🤖 AI Summary
This work addresses the deficiency of large language models in practical wisdom—such as strategic creativity and social reasoning—typically acquired through informal learning. To bridge this gap, the authors propose leveraging games as informal learning environments, capitalizing on their intrinsic rewards and abstract complexity to cultivate generalizable intelligence. The core innovation lies in a nested training framework that enforces sequential task composition, compelling the model to jointly optimize multiple competencies through an explicit “AND”-style multi-task objective, thereby mitigating task interference. Using GRPO-based reinforcement learning, the model is trained across diverse games including Matrix Games, TicTacToe, and Who's the Spy. Evaluation on multiple capability-oriented benchmarks demonstrates significant improvements in generalization performance, substantiating the efficacy of gamified informal learning for advancing artificial intelligence.
📝 Abstract
While Large Language Models (LLMs) have achieved remarkable success in formal learning tasks such as mathematics and code generation, they still struggle with the"practical wisdom"and generalizable intelligence, such as strategic creativity and social reasoning, that characterize human cognition. This gap arises from a lack of informal learning, which thrives on interactive feedback rather than goal-oriented instruction. In this paper, we propose treating Games as a primary environment for LLM informal learning, leveraging their intrinsic reward signals and abstracted complexity to cultivate diverse competencies. To address the performance degradation observed in multi-task learning, we introduce a Nested Training Framework.
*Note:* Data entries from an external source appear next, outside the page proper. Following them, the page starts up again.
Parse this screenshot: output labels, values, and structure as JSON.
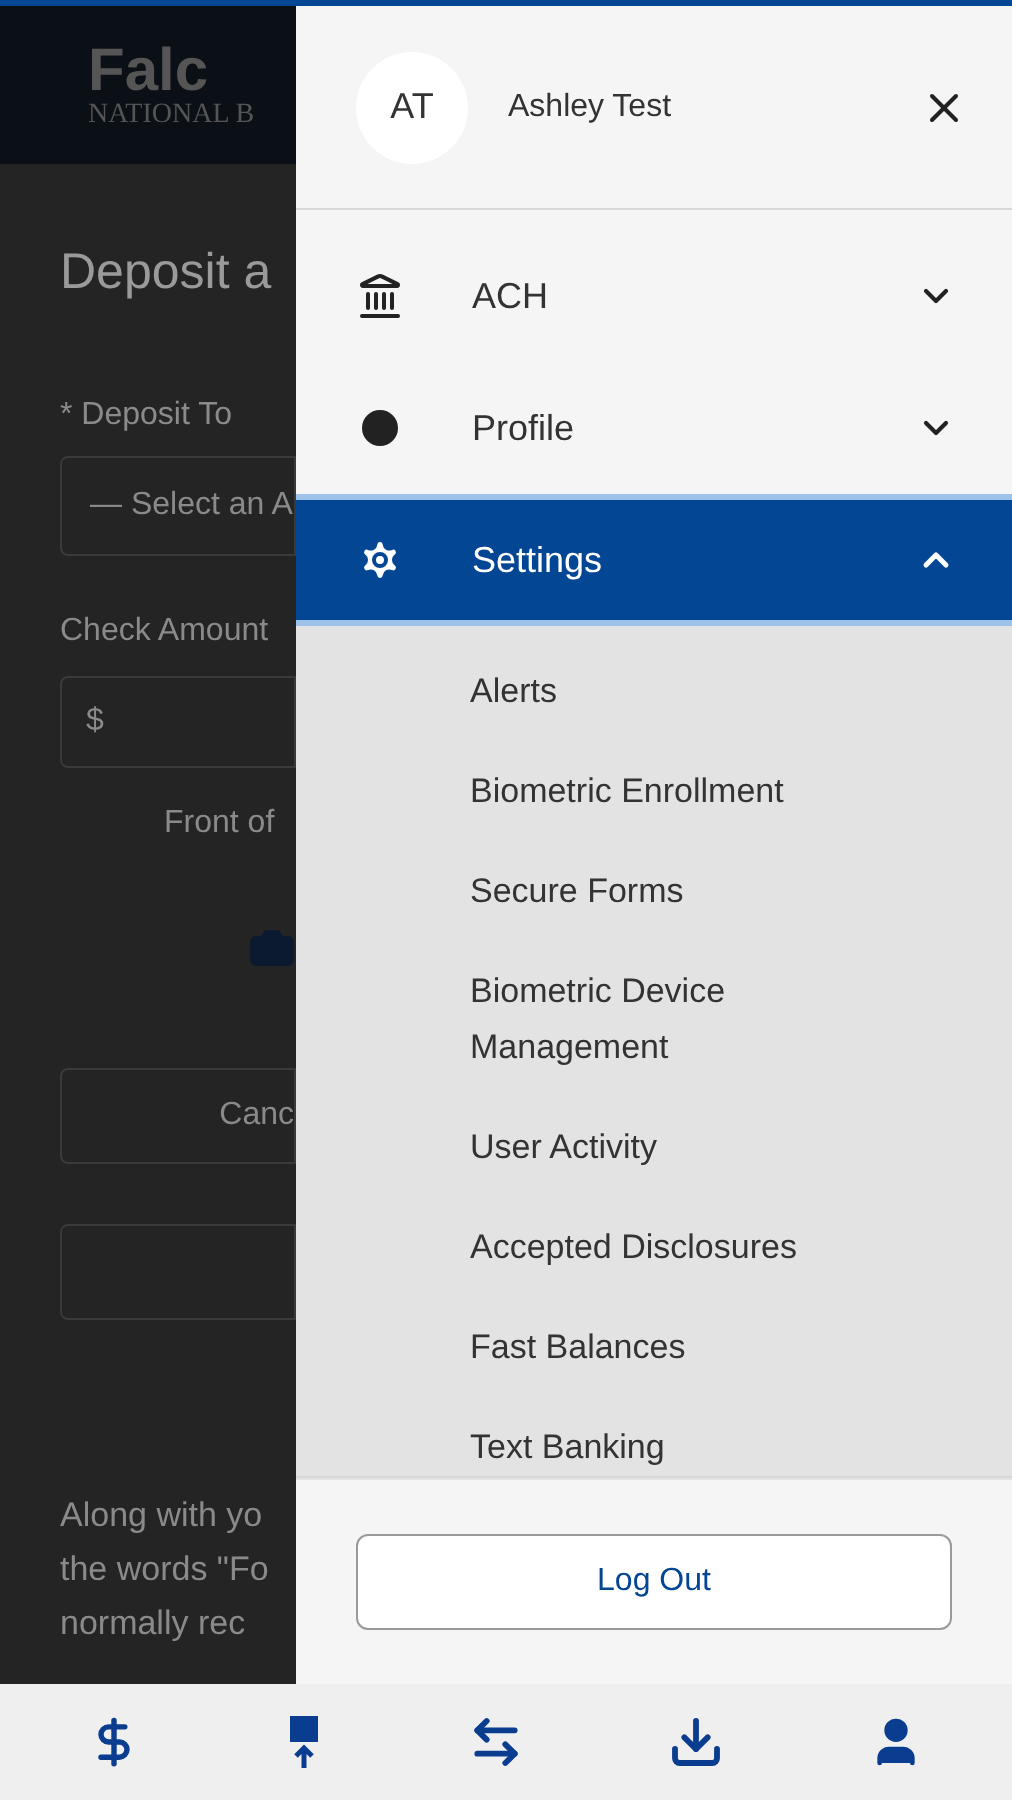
{
  "background_page": {
    "logo_word": "Falc",
    "logo_subtitle": "NATIONAL B",
    "heading": "Deposit a",
    "deposit_to_label": "* Deposit To",
    "account_select": "— Select an A",
    "check_amount_label": "Check Amount",
    "amount_prefix": "$",
    "front_label": "Front of",
    "cancel_button": "Canc",
    "paragraph_lines": [
      "Along with yo",
      "the words \"Fo",
      "normally rec"
    ]
  },
  "drawer": {
    "user": {
      "initials": "AT",
      "name": "Ashley Test"
    },
    "menu": [
      {
        "label": "ACH",
        "expanded": false,
        "selected": false
      },
      {
        "label": "Profile",
        "expanded": false,
        "selected": false
      },
      {
        "label": "Settings",
        "expanded": true,
        "selected": true,
        "children": [
          {
            "label": "Alerts"
          },
          {
            "label": "Biometric Enrollment"
          },
          {
            "label": "Secure Forms"
          },
          {
            "label": "Biometric Device Management"
          },
          {
            "label": "User Activity"
          },
          {
            "label": "Accepted Disclosures"
          },
          {
            "label": "Fast Balances"
          },
          {
            "label": "Text Banking"
          }
        ]
      }
    ],
    "logout_button": "Log Out"
  }
}
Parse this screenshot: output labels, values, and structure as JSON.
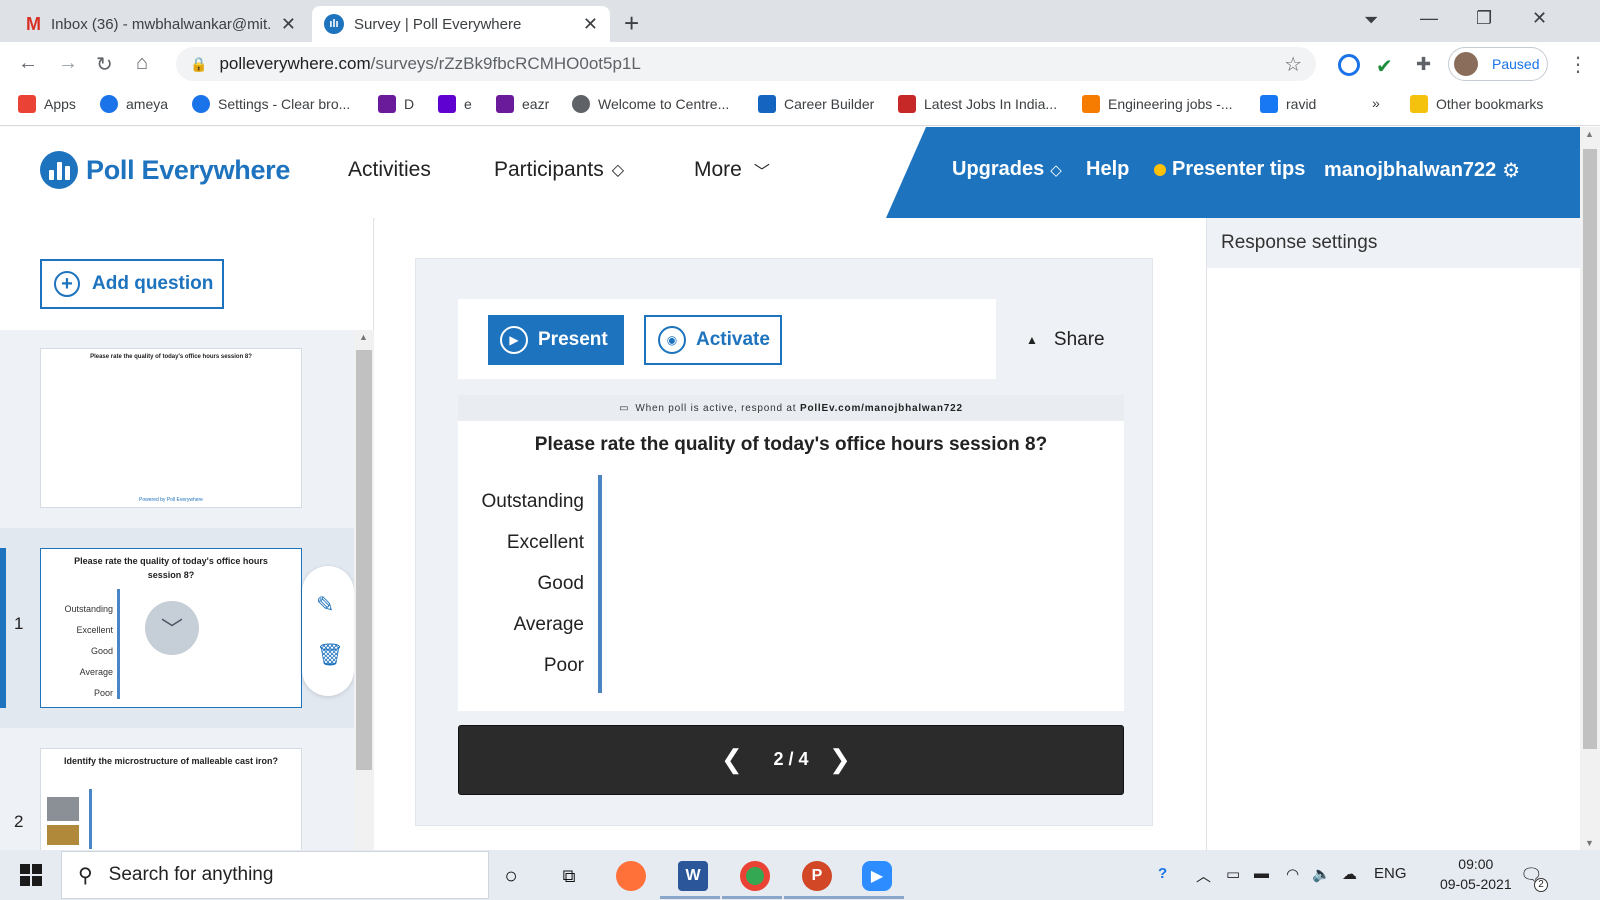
{
  "browser": {
    "tabs": [
      {
        "title": "Inbox (36) - mwbhalwankar@mit.",
        "favicon": "gmail-icon",
        "active": false
      },
      {
        "title": "Survey | Poll Everywhere",
        "favicon": "polleverywhere-icon",
        "active": true
      }
    ],
    "url_host": "polleverywhere.com",
    "url_path": "/surveys/rZzBk9fbcRCMHO0ot5p1L",
    "profile_status": "Paused",
    "bookmarks": [
      {
        "label": "Apps",
        "icon": "apps-grid-icon",
        "color": "#ea4335"
      },
      {
        "label": "ameya",
        "icon": "profile-icon",
        "color": "#1a73e8"
      },
      {
        "label": "Settings - Clear bro...",
        "icon": "gear-icon",
        "color": "#1a73e8"
      },
      {
        "label": "D",
        "icon": "mail-icon",
        "color": "#6a1b9a"
      },
      {
        "label": "e",
        "icon": "yahoo-icon",
        "color": "#5f01d1"
      },
      {
        "label": "eazr",
        "icon": "mail-icon",
        "color": "#6a1b9a"
      },
      {
        "label": "Welcome to Centre...",
        "icon": "globe-icon",
        "color": "#5f6368"
      },
      {
        "label": "Career Builder",
        "icon": "cb-icon",
        "color": "#1565c0"
      },
      {
        "label": "Latest Jobs In India...",
        "icon": "jobs-icon",
        "color": "#c62828"
      },
      {
        "label": "Engineering jobs -...",
        "icon": "c-icon",
        "color": "#f57c00"
      },
      {
        "label": "ravid",
        "icon": "facebook-icon",
        "color": "#1877f2"
      }
    ],
    "more_bookmarks": "»",
    "other_bookmarks": "Other bookmarks"
  },
  "app": {
    "logo": "Poll Everywhere",
    "nav": [
      {
        "label": "Activities"
      },
      {
        "label": "Participants"
      },
      {
        "label": "More"
      }
    ],
    "right_nav": {
      "upgrades": "Upgrades",
      "help": "Help",
      "presenter_tips": "Presenter tips",
      "username": "manojbhalwan722"
    },
    "brand_color": "#1e73be"
  },
  "sidebar": {
    "add_question": "Add question",
    "slides": [
      {
        "number": "",
        "question": "Please rate the quality of today's office hours session 8?",
        "footer": "Powered by Poll Everywhere"
      },
      {
        "number": "1",
        "question": "Please rate the quality of today's office hours session 8?",
        "options": [
          "Outstanding",
          "Excellent",
          "Good",
          "Average",
          "Poor"
        ]
      },
      {
        "number": "2",
        "question": "Identify the microstructure of malleable cast iron?"
      }
    ]
  },
  "main": {
    "present": "Present",
    "activate": "Activate",
    "share": "Share",
    "hint_prefix": "When poll is active, respond at ",
    "hint_url": "PollEv.com/manojbhalwan722",
    "question": "Please rate the quality of today's office hours session 8?",
    "options": [
      "Outstanding",
      "Excellent",
      "Good",
      "Average",
      "Poor"
    ],
    "page": "2 / 4"
  },
  "right_panel": {
    "title": "Response settings"
  },
  "taskbar": {
    "search_placeholder": "Search for anything",
    "language": "ENG",
    "time": "09:00",
    "date": "09-05-2021",
    "notifications": "2"
  }
}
Unlike naive task mixing optimizing an implicit"OR"objective, our framework employs sequential task composition to enforce an explicit"AND"objective, compelling the model to master multiple abilities simultaneously to achieve maximal rewards. Using GRPO-based reinforcement learning across Matrix Games, TicTacToe, and Who's the Spy games, we demonstrate that integrating game-based informal learning not only prevents task interference but also significantly bolsters the model's generalization across broad ability-oriented benchmarks. The framework and implementation are publicly available.